Egypt has approached Iraq to purchase oil and Iraq started pumping oil to Egypt daily to compensate the 1 million barrel shortage in the Egyptian market after a conflict between Saudi Arabia and Egypt over the two Red Sea islands and the stance of Egyptian President Abdul Fattah Al Sisi about some regional issues, including his rejection to overthrow Syrian President Bashar Al Assad, whom he considers as a legitimate leader.

Of course, Iraq could not have sold oil to Egypt without a green light from Iran, whose forces at present are in Iraq and Syria fighting Daesh and other terrorists groups. Also, the Egyptians and the Iraqis had recently made an agreement to train 4 Iraqi army units for the forthcoming big battle to liberate Iraq and Syria from terrorists.

Both Egypt and Iran are mulled as major military export markets for Russian weapons and Russia would not have sold them such sophisticated weapons unless it deems them allies for a future mission.

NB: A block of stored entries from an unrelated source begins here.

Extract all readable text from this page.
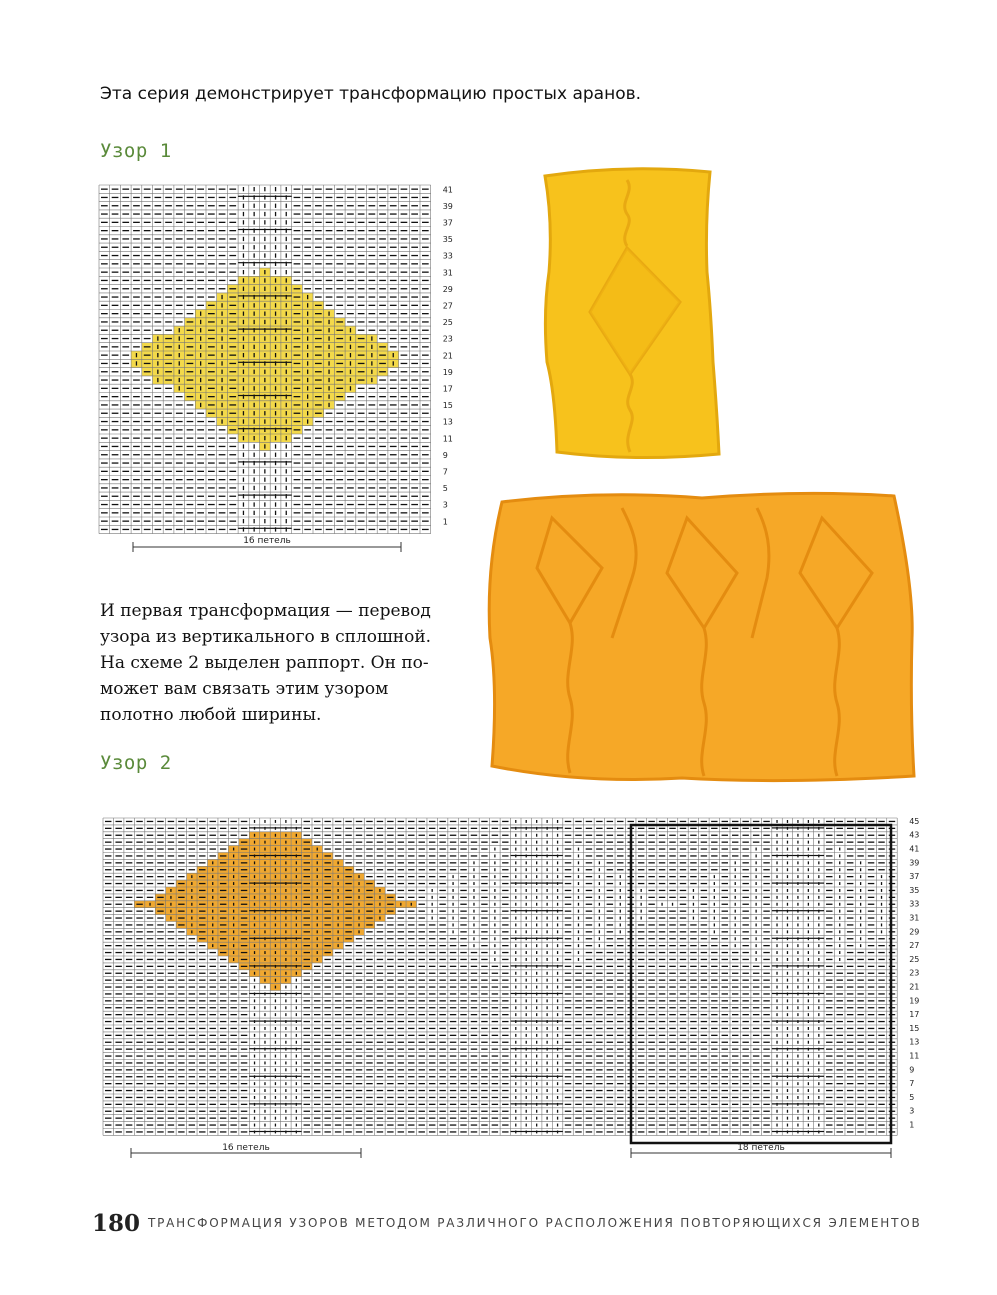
Эта серия демонстрирует трансформацию простых аранов.
Узор 1
41
39
37
35
33
31
29
27
25
23
21
19
17
15
13
11
9
7
5
3
1
16 петель
И первая трансформация — перевод
узора из вертикального в сплошной.
На схеме 2 выделен раппорт. Он по-
может вам связать этим узором
полотно любой ширины.
Узор 2
45
43
41
39
37
35
33
31
29
27
25
23
21
19
17
15
13
11
9
7
5
3
1
16 петель	18 петель
180 ТРАНСФОРМАЦИЯ УЗОРОВ МЕТОДОМ РАЗЛИЧНОГО РАСПОЛОЖЕНИЯ ПОВТОРЯЮЩИХСЯ ЭЛЕМЕНТОВ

If Russia with its allies in the Middle East (Egypt and Iran) sat together with Turkey, by then, the Russian Federation would be ruling the whole of Africa, Arabia and major parts of Europe.

However, if Algeria which is also a strong ally to Russia joins the coalition, then Russia will be controlling the natural resources of Africa, having a big say in the coming economic war with the USA which is expanding to the Pacific.